だが、幼い頃に難病のネフローゼ症候群を患い、病気と闘いながら将棋をしていた村山に悲劇が起こる。末期がんだと診断されたのだ。文字通り命を削りながら、将棋を打ち続ける村山だったが…
【感想】
偶然、NHKのニュースで映画の紹介をしており、終盤の羽生と村山の対戦は1時間以上ノーカットで撮影が行われるほど、2人の役者が完全に棋士になりきっていました。眼鏡も羽生が実際に使っていたもので、コマも村山の遺品とか。松山はまだしも、東出はこれまで演技力はさほど評価されていなかったと思いますが、完全に羽生が憑依していたと思います。

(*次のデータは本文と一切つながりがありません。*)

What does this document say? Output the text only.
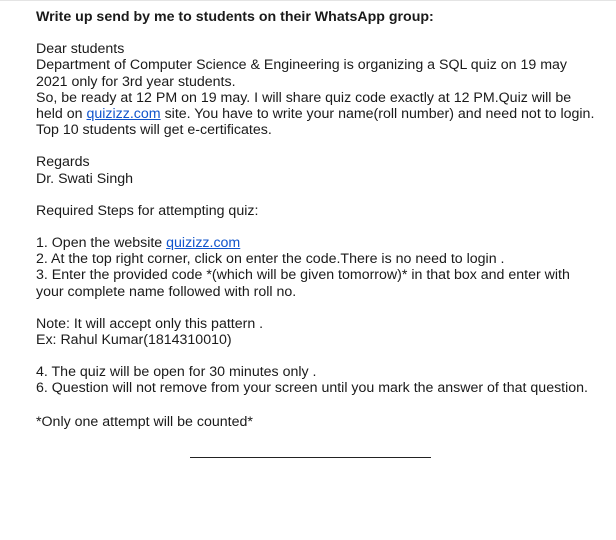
Write up send by me to students on their WhatsApp group:
Dear students
Department of Computer Science & Engineering is organizing a SQL quiz on 19 may 2021 only for 3rd year students.
So, be ready at 12 PM on 19 may. I will share quiz code exactly at 12 PM.Quiz will be held on quizizz.com site. You have to write your name(roll number) and need not to login.
Top 10 students will get e-certificates.
Regards
Dr. Swati Singh
Required Steps for attempting quiz:
1. Open the website quizizz.com
2. At the top right corner, click on enter the code.There is no need to login .
3. Enter the provided code *(which will be given tomorrow)* in that box and enter with your complete name followed with roll no.
Note: It will accept only this pattern .
Ex: Rahul Kumar(1814310010)
4. The quiz will be open for 30 minutes only .
6. Question will not remove from your screen until you mark the answer of that question.
*Only one attempt will be counted*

将棋に人生のすべてをささげる一方、天才ゆえの発達障害か、対人関係が苦手で、少女マンガの愛読者ながら生身の女性と付き合ったことがなく、酒やマージャンにおぼれ、平気で本音をヅケヅケという。こういう破天荒な生き方が許容されずらい今の日本社会だけに、破滅に向かいながらも生活を変えられない村山の生き方、そして、打倒羽生と名人獲得への執念のすさまじさが実感させられます。
対戦の間に何気ない町の風景のカットが入ったり、対局後に村山と羽生がこっそり抜け出して差しで飲んで本音を語り合うなど、難病ものやスポ根ものにせず、生きることの意味まで見通した演出は良かったです。ただ、それだけにクライマックスの回想シーンはちょっと、勢いをそいだ感じでもったいなかった。
師匠役のリリー・フランキーが久々に温厚な役をやっているほか、奨励会で夢破れた後輩の江川(染谷将太)、将棋連盟の職員・樋口(筒井道隆)、ライバル棋士の荒崎(柄本時生)、橘(安田顕)といった棋界の人間も実に魅力的に書かれています。また、男くさい物語にわずかながら花を添えた新木優子も出演時間は短いけれど、物語に人間くささを加えてくれました。